A questionnaire survey about the SCI anorectal examination filled out by physicians showed that BCR was done in 50% and ASR in 90% [28]. It has been suggested that the choice of which is done could depend on psychological factors related to the comfort level of the clinician and a supposed comfort level of the patient [29]. These suggestions are surprising as “good clinical practice” rules for these examinations have been clearly defined [30]. The physician’s discomfort can be countered by recognizing that performing the reflexes is neurologically needed, and performing both is preferable.

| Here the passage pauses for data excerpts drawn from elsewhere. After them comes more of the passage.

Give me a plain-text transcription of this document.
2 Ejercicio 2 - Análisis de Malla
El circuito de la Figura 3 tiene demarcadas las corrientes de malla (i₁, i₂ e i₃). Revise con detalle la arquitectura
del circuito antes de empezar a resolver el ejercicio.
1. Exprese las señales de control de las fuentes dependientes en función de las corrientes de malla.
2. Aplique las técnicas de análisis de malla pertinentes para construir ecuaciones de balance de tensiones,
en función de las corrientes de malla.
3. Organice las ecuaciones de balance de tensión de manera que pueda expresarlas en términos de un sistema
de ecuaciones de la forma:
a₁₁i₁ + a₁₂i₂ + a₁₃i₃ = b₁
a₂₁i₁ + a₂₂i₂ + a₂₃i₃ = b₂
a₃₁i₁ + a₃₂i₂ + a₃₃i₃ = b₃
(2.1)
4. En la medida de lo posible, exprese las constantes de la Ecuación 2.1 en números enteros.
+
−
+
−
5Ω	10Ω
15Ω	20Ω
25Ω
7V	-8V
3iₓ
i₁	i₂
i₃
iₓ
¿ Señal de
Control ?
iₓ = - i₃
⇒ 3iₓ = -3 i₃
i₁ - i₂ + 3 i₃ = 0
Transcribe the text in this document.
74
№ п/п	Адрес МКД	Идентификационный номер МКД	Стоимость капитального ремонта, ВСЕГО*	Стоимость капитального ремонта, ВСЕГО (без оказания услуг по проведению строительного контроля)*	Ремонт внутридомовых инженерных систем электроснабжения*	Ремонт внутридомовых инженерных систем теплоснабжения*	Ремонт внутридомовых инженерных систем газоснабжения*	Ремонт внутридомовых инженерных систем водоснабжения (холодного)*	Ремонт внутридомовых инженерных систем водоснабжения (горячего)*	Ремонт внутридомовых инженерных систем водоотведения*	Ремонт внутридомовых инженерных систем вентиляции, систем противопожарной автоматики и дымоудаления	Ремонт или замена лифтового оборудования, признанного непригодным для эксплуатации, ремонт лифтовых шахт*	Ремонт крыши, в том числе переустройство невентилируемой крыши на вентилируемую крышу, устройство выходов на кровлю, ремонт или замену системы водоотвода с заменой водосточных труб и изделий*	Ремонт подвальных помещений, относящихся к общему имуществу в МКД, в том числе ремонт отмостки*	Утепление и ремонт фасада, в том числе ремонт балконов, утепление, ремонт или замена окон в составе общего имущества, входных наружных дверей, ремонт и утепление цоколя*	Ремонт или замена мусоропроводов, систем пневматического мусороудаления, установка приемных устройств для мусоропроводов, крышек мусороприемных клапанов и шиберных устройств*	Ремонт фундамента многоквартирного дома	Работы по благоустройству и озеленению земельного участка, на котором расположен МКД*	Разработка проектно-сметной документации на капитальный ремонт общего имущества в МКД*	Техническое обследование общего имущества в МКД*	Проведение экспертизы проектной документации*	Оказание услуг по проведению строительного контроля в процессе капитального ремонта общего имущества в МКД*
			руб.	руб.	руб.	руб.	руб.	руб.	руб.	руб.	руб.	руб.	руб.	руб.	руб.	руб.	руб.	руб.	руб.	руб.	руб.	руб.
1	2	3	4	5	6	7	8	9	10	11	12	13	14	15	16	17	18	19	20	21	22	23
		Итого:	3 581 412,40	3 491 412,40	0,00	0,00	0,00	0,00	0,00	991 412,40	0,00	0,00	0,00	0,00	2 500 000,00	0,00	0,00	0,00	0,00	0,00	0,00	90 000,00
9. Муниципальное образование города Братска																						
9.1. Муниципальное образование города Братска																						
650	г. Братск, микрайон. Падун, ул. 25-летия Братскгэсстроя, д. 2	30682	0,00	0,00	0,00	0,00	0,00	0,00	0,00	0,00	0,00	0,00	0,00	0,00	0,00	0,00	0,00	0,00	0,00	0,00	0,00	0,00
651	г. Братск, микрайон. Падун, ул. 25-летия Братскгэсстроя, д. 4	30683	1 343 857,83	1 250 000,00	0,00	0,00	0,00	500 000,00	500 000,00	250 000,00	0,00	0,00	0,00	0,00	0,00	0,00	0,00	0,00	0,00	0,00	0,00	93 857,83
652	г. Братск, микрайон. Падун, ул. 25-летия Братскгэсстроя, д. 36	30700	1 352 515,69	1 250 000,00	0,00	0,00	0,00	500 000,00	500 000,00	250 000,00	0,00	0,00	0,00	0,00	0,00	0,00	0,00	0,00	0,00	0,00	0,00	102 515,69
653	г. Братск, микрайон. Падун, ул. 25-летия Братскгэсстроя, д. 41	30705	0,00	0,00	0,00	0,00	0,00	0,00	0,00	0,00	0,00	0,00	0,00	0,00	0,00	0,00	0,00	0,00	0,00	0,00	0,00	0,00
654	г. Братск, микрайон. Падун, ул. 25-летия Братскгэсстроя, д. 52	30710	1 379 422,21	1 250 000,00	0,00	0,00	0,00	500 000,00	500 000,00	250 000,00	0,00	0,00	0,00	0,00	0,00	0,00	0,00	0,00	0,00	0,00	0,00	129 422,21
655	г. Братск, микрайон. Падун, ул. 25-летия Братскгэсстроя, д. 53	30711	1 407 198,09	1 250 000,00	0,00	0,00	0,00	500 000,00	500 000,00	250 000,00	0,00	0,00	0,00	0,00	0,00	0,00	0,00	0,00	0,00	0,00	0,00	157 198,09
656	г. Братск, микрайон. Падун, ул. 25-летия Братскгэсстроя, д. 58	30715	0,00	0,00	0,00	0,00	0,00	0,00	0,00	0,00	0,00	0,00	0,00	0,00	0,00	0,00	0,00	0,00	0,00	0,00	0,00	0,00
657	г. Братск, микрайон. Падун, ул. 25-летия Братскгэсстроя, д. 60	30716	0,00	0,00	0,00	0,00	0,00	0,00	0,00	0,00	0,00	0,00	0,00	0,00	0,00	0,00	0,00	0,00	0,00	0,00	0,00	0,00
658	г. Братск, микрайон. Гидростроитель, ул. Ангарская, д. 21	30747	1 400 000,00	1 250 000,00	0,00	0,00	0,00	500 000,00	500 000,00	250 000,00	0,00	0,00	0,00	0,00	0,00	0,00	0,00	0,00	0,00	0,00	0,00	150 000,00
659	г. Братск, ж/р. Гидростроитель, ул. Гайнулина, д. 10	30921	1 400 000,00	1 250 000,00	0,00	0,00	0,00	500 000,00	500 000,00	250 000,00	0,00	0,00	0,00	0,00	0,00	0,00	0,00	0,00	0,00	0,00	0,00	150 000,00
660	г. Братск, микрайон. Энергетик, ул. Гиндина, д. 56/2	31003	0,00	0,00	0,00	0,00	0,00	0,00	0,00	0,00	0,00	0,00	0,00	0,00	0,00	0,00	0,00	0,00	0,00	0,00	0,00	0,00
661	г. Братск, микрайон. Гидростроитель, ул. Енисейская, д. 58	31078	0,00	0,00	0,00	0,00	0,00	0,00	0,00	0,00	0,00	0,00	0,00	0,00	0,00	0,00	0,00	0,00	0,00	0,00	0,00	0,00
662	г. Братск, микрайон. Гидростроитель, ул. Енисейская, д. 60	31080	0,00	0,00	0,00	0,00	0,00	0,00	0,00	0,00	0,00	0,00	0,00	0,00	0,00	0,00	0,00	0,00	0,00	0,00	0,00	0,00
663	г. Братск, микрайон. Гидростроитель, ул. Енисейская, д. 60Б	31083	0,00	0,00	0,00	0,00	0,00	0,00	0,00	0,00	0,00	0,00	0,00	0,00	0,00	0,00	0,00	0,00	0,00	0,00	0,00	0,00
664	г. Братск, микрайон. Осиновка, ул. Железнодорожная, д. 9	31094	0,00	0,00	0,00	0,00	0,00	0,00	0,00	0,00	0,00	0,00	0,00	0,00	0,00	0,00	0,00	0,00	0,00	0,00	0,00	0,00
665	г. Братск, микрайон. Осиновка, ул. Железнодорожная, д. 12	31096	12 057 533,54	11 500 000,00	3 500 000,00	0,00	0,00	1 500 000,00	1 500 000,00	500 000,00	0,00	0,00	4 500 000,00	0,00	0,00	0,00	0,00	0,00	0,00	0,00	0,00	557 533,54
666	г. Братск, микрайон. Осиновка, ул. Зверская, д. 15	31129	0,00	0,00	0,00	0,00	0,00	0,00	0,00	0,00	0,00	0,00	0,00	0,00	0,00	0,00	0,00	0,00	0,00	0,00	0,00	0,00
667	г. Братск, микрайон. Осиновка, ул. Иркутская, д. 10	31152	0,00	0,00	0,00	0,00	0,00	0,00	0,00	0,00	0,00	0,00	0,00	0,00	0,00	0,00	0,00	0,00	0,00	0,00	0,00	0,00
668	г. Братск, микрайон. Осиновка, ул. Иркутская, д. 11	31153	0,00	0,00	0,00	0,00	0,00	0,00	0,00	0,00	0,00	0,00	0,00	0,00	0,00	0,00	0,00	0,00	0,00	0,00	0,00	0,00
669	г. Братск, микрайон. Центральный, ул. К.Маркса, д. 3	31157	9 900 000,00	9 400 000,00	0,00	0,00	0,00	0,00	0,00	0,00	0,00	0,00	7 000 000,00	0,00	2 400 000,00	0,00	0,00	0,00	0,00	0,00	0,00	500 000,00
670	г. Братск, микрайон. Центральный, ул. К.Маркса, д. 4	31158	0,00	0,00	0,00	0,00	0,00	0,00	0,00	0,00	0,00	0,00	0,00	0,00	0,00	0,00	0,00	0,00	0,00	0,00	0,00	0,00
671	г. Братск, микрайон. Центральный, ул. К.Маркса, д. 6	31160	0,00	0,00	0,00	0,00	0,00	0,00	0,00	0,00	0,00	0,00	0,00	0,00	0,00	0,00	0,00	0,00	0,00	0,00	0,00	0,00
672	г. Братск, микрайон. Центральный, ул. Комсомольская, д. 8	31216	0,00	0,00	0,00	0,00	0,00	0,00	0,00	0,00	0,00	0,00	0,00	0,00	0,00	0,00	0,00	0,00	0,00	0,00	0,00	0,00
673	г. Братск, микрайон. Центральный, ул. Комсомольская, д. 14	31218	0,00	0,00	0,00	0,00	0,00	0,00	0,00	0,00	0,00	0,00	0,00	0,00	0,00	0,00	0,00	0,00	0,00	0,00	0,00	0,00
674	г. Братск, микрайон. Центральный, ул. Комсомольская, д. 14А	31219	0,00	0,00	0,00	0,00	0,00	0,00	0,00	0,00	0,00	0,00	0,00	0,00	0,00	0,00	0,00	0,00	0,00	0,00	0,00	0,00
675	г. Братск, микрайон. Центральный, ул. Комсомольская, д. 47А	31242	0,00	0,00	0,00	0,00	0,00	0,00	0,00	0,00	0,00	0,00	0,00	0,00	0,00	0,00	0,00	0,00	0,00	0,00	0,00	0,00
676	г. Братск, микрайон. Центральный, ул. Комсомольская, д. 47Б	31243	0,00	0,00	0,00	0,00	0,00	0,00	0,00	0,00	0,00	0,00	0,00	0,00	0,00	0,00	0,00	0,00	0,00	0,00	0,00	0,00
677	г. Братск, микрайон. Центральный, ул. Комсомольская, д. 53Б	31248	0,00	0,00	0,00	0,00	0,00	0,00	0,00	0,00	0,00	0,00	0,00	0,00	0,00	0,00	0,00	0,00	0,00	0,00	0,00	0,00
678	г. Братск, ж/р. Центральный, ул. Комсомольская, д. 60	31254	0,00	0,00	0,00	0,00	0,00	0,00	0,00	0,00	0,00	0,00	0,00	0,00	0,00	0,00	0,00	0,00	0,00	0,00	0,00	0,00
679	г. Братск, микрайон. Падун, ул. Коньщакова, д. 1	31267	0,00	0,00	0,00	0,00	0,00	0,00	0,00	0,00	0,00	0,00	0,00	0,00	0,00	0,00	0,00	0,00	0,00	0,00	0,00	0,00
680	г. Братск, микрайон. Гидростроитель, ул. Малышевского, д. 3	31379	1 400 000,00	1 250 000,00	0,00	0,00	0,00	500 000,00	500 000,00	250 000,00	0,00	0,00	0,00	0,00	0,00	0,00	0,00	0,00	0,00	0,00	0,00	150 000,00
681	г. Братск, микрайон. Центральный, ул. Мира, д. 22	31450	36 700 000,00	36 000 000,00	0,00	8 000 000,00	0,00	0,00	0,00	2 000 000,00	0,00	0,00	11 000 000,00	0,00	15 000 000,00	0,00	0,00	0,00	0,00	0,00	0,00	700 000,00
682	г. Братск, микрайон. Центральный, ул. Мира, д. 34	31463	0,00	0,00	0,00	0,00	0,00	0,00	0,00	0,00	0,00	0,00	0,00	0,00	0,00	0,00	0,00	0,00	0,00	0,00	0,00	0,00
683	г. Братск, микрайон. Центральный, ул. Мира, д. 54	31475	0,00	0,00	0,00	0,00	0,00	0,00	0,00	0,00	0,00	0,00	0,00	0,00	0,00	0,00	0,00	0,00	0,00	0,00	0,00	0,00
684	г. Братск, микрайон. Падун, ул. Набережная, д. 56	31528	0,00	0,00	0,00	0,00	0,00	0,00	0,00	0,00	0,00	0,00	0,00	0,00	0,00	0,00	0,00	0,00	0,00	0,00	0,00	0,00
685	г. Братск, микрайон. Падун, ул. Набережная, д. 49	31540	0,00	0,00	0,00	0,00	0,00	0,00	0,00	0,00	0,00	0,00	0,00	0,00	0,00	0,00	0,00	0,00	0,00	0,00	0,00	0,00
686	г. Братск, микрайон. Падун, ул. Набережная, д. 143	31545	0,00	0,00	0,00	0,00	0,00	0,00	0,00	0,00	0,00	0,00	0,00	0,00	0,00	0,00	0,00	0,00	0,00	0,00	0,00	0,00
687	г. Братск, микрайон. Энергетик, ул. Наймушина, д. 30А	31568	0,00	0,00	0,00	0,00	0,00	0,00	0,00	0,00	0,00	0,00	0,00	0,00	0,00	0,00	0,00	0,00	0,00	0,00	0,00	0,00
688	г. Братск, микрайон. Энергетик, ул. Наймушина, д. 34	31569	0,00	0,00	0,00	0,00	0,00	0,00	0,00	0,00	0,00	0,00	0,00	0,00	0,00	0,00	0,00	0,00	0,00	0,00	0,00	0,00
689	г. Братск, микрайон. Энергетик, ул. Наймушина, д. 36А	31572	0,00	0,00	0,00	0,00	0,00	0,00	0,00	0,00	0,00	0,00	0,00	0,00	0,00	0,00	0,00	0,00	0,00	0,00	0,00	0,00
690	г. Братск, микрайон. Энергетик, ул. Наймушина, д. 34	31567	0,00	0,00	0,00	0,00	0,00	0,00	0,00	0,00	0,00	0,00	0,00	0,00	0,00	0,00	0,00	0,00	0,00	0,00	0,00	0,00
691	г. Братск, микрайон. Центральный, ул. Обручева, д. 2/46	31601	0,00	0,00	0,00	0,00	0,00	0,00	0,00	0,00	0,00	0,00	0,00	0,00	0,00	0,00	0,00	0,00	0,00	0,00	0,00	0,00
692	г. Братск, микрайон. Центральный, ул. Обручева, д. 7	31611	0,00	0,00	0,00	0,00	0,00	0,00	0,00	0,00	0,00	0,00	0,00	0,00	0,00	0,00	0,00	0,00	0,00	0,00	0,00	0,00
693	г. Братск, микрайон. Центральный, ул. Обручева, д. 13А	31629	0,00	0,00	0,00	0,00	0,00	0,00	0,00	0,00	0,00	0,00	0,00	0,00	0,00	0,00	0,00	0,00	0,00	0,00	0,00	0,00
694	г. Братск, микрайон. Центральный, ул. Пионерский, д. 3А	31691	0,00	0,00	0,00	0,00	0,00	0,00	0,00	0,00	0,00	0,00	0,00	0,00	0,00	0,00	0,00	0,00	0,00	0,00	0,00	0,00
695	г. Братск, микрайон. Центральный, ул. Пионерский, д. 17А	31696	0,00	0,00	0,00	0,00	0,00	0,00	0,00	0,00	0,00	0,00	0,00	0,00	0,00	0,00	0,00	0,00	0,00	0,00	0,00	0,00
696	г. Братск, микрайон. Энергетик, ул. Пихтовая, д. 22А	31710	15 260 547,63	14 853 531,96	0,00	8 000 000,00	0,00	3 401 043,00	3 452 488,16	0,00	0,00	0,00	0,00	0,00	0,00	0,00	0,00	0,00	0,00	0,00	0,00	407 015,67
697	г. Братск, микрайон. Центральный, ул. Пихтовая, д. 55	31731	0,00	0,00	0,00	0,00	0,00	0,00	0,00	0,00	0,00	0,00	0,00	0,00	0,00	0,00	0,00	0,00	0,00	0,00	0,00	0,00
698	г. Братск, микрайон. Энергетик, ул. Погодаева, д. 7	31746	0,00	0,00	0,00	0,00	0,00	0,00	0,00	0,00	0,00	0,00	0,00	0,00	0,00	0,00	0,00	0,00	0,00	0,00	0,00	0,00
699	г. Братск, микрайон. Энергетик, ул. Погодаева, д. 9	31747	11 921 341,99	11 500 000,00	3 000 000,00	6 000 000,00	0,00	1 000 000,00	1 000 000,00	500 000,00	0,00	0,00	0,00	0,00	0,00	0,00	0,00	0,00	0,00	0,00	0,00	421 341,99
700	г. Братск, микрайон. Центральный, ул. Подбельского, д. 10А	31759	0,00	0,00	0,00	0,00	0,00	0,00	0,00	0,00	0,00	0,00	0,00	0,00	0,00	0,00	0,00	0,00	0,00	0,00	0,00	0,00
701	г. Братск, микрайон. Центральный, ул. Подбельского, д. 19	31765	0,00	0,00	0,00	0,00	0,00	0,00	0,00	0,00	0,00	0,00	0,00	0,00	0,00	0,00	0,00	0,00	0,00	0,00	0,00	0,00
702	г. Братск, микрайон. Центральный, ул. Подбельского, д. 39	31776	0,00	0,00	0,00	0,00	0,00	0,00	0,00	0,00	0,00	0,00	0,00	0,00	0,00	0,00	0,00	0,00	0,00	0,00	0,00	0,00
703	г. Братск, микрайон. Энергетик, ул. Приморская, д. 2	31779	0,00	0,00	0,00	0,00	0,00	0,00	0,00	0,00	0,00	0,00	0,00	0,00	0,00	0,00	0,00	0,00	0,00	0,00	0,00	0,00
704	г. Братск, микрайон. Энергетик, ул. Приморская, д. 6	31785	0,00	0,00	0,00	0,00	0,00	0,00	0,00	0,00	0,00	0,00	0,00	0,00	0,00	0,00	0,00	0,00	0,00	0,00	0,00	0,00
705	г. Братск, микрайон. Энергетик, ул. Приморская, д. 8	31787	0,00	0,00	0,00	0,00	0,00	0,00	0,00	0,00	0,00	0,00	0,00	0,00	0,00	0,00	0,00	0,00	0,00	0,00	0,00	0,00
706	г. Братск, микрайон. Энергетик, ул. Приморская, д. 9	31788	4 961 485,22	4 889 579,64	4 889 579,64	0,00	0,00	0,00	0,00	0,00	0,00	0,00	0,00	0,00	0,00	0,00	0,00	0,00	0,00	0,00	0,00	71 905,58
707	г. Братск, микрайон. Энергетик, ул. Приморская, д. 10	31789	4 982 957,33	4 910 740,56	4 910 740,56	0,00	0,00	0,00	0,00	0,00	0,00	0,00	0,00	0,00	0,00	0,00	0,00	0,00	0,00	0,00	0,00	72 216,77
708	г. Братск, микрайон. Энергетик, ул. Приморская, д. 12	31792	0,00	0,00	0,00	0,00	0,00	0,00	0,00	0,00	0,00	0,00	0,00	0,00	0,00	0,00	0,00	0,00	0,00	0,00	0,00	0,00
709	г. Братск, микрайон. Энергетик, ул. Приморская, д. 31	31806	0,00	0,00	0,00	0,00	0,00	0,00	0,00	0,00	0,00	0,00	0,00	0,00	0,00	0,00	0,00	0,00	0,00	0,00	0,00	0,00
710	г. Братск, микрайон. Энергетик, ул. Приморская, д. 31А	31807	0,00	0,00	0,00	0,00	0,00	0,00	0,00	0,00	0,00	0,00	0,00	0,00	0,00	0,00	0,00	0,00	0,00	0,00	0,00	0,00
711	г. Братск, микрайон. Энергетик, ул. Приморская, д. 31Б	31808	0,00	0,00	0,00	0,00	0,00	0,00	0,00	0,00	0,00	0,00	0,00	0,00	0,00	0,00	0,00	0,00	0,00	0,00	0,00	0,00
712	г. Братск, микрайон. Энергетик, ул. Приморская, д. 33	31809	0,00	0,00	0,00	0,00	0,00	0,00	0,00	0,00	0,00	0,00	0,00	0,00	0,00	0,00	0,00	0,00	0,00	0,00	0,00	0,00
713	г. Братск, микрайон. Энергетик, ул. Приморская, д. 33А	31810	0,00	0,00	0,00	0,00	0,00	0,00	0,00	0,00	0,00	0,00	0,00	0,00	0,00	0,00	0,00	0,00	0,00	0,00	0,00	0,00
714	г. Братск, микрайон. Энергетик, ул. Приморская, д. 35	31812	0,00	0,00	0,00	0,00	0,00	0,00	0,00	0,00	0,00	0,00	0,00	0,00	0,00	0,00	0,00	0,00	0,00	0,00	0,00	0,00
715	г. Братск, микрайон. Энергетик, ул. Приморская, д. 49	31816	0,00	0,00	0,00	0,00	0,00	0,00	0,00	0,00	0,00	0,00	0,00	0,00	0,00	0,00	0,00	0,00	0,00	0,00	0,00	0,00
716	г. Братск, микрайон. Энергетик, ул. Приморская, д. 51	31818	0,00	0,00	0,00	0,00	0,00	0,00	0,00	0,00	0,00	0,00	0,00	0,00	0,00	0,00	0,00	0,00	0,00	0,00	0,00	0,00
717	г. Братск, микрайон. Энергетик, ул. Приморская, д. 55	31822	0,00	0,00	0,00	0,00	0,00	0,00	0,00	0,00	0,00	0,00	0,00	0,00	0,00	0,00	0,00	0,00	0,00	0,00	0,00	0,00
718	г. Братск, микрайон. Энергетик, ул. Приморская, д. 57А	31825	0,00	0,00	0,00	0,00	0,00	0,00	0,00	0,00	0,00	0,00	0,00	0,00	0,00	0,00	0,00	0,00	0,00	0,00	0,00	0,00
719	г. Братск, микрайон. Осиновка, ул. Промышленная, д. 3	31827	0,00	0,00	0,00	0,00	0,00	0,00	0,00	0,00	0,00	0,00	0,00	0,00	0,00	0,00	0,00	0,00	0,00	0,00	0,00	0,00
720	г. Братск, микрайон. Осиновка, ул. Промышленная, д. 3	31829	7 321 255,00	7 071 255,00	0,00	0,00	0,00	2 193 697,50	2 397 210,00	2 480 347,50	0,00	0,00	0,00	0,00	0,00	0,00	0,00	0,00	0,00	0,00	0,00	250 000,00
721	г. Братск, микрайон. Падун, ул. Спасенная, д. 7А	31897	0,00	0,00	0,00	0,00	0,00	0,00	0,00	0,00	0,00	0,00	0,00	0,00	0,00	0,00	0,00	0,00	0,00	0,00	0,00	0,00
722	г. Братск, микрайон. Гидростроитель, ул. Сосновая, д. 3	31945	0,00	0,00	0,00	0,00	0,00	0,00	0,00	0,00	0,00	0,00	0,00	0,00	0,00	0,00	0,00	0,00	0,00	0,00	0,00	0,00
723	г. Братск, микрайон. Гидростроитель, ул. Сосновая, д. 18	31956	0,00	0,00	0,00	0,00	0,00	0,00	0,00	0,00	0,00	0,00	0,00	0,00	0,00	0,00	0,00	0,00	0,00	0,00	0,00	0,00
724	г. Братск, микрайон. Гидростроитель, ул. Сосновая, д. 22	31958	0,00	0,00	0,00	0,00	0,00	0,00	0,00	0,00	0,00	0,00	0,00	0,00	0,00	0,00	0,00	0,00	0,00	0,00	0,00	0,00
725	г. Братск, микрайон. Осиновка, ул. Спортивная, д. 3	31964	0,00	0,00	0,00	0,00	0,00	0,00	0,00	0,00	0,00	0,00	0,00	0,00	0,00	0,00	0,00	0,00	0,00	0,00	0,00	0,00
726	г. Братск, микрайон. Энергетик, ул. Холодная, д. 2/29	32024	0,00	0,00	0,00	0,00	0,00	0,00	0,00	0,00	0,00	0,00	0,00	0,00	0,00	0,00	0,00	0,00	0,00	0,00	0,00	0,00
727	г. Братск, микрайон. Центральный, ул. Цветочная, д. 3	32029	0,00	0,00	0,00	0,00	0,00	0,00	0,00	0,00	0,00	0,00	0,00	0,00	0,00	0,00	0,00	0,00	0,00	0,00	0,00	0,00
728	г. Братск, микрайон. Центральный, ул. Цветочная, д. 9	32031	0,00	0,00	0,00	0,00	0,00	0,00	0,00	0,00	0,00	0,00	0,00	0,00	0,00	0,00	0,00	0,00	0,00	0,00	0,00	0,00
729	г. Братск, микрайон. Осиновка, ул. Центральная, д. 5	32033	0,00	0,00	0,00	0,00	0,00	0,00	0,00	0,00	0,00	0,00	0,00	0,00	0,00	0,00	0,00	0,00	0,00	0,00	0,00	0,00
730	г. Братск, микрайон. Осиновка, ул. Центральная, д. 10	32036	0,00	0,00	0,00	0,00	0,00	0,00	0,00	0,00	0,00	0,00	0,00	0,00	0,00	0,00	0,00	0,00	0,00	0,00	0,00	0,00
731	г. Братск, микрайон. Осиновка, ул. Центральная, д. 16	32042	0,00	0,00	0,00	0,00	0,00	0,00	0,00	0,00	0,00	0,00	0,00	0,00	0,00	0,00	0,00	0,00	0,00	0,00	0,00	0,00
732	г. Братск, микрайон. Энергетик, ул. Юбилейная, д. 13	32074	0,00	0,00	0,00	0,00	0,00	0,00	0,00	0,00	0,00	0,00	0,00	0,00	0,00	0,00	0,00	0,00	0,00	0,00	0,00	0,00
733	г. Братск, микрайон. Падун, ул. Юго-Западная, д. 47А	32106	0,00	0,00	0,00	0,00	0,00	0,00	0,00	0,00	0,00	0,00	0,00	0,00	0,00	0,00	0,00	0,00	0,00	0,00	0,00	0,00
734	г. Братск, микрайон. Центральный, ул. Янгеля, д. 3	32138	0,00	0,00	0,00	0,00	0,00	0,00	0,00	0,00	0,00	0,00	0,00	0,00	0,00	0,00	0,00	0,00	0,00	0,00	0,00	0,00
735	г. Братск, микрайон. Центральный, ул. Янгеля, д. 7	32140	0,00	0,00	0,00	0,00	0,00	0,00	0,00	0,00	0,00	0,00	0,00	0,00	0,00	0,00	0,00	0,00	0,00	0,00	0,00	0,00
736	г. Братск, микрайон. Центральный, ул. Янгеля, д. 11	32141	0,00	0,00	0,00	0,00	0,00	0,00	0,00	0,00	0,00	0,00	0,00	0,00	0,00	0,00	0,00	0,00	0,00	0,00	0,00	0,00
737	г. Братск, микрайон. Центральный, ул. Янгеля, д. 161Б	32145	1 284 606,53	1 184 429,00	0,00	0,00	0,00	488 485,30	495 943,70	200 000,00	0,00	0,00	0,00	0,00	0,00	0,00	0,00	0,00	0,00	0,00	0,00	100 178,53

Properly informing the patient and explaining how and why the tests are done and why a chaperone is to be present will positively affect the patient’s comfort.

We summarize that differences between ASR and BCR can exist in some patients with SCI. They may be due to a lesion of different neurological pathways, related to different stimulation methods, but also influenced by a difficulty to provoke the reflexes. Examining only one of the reflexes increases the risk of an incorrect neuro-urological diagnosis, as a negative test could wrongly suggest that all sacral reflex arcs are destroyed, and a positive test that also the pathways of the other reflex are unharmed. In our opinion, both reflexes should be examined in order to secure a maximum of reliable diagnostic information. They are easy to perform in a standardized way without the need of extra invasive manipulation.

Our study has limitations. It only deals with SCI patients and does not permit conclusions related to other types of neuropathy. The evaluation was done retrospectively, but the way of testing did not change over time. Differentiation between scores 1 and 2 has been made, but this is subjective and was only found in a small number (Table 1).